Kota Peduli HAM Sesuai Rencana Aksi Pemerintah
Berita

Kota Peduli HAM Sesuai Rencana Aksi Pemerintah

Kota Peduli HAM penting dalam rangka mewujudkan perlindungan, pemenuhan dan penegakan HAM.

Oleh:
ADY
Bacaan 2 Menit
Kota Peduli HAM Sesuai Rencana Aksi Pemerintah
Hukumonline
Pemerintah memandang penting dibentuknya Kota Peduli HAM. Menteri Hukum dan HAM, Yasonna H. Laoly, mengatakan perlu paradigma baru bagi aparatur pemerintah dalam memberi pelayanan kepada masyarakat. Pelayanan yang diberikan itu harus diartikan sebagai bagian dari pemenuhan HAM terhadap masyarakat. Arahannya tertuang dalam Perpres No. 75 Tahun 2015 tentang Rencana Aksi Nasional Hak Asasi Manusia (RANHAM) Tahun 2015-2019.

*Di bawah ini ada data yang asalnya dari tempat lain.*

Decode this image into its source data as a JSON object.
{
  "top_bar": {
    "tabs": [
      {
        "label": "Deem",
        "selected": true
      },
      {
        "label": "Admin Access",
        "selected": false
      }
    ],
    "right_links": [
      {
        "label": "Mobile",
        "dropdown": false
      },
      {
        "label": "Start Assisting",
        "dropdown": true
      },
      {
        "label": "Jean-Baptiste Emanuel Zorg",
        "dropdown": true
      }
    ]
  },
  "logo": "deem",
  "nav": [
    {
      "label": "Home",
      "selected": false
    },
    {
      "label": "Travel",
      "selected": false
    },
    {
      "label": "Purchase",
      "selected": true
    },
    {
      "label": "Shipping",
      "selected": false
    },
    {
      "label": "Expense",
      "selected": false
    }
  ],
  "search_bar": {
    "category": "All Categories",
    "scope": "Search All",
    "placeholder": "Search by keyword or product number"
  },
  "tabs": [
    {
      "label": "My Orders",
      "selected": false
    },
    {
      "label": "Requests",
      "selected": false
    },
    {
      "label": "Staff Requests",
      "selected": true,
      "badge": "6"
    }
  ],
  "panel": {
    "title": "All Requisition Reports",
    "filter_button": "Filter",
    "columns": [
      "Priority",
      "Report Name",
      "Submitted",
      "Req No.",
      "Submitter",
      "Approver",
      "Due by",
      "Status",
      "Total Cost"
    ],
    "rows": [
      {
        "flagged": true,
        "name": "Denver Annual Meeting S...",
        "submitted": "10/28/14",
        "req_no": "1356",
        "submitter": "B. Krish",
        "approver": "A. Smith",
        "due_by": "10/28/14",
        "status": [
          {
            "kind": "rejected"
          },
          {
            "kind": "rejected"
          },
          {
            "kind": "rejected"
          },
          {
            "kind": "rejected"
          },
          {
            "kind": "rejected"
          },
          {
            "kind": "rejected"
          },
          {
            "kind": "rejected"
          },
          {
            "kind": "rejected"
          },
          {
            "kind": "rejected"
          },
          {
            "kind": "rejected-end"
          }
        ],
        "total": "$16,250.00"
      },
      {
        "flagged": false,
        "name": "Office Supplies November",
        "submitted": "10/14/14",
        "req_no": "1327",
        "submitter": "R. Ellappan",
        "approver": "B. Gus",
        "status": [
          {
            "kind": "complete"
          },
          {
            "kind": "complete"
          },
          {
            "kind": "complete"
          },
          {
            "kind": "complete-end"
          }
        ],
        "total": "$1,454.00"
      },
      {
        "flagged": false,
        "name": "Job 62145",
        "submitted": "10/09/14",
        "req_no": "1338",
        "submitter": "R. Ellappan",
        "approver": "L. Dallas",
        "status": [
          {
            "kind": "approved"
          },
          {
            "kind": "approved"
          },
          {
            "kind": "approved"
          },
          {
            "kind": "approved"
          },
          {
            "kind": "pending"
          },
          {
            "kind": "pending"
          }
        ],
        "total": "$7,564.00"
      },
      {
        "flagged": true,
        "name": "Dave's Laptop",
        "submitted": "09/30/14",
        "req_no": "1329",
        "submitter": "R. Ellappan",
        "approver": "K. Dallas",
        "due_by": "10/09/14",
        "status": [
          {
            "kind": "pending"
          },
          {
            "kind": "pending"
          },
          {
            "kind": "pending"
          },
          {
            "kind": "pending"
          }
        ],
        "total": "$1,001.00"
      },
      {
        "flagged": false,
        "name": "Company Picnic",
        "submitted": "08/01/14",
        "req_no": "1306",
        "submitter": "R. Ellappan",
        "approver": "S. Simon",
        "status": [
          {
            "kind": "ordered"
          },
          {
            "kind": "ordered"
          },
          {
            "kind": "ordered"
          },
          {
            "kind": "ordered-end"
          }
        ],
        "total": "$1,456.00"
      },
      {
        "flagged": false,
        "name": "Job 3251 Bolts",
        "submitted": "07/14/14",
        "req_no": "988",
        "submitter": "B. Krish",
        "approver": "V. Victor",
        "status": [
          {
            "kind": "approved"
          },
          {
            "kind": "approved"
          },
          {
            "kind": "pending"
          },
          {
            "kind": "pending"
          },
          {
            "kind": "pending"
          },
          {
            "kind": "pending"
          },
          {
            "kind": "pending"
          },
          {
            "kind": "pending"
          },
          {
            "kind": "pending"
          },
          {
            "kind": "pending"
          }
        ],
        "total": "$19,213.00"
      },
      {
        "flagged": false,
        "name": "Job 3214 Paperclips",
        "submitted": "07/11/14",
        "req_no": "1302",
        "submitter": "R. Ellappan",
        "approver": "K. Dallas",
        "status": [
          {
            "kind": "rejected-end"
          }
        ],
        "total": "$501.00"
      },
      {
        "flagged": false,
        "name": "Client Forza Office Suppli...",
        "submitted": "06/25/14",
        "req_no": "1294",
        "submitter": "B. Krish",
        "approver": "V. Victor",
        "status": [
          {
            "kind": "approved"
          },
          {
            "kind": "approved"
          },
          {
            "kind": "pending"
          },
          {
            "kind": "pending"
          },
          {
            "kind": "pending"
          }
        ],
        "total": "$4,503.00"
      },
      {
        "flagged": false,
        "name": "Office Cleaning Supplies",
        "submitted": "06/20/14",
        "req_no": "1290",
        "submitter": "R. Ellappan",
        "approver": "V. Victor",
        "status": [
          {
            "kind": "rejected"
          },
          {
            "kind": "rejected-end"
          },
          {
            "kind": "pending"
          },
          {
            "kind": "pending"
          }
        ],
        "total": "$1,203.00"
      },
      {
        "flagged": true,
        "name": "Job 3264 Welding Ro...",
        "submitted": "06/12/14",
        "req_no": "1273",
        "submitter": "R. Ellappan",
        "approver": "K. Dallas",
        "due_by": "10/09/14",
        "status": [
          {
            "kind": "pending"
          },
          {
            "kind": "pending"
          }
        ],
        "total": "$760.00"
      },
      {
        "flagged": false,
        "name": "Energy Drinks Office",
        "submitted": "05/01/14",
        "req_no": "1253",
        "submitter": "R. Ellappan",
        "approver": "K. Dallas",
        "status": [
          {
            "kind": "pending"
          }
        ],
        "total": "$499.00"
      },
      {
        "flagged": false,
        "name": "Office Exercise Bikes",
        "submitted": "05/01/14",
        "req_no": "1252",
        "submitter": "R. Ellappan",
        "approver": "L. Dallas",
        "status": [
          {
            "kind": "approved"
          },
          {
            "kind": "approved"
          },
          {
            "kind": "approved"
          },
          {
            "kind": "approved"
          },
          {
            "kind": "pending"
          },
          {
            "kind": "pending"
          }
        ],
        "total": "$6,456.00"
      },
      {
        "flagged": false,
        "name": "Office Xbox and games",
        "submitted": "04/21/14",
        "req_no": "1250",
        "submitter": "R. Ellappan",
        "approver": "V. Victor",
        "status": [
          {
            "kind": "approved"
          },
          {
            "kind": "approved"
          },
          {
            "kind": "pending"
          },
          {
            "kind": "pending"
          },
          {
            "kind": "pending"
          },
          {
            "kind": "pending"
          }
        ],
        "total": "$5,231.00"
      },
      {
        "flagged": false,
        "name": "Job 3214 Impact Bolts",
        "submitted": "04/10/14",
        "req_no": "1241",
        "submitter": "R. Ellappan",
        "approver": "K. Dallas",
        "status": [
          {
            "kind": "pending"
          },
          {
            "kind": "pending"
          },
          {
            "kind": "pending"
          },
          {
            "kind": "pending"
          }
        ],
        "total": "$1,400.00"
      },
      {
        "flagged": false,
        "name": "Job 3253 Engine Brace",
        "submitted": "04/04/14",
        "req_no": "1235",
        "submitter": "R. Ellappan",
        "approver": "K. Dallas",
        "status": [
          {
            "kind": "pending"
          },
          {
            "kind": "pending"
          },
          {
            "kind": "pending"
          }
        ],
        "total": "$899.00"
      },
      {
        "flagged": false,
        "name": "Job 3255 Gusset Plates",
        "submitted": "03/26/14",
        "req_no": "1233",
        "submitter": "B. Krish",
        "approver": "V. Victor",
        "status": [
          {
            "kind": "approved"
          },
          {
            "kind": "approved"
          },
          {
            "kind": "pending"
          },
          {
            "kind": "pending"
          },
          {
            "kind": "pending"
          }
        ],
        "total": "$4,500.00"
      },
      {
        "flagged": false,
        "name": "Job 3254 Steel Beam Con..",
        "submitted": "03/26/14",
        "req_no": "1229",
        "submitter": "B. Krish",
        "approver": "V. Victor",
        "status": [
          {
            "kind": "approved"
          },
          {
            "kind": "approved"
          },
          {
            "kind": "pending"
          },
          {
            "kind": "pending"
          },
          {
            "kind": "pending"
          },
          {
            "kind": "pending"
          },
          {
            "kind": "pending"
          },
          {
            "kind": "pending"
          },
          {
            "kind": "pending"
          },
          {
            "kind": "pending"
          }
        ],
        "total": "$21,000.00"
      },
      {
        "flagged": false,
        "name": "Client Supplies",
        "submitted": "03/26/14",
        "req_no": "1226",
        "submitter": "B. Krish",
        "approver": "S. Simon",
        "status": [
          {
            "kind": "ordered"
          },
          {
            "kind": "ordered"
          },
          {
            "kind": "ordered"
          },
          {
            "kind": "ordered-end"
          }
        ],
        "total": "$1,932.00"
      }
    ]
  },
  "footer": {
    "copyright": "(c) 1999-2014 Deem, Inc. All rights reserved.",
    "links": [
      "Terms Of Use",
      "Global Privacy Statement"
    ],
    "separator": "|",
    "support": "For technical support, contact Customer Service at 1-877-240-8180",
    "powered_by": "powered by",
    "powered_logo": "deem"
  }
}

Selain sebagai acuan, Yasonna mengatakan peraturan itu juga mendorong seluruh instansi pemerintah di pusat dan daerah untuk melaksanakan penghormatan, perlindungan, pemenuhan, penegakan  dan pemajuan HAM di Indonesia. RANHAM itu dijelaskan lebih teknis dlewat Inpres No.10 Tahun 2015 tentang Aksi HAM 2015. Pelaksanaannya dipantau oleh Sekretaiat Bersama RANHAM, terdiri dari Kemenkumham, Kementerian Sosial, Kementerian Dalam Negeri, dan Badan Perencanaan Pembangunan Nasional.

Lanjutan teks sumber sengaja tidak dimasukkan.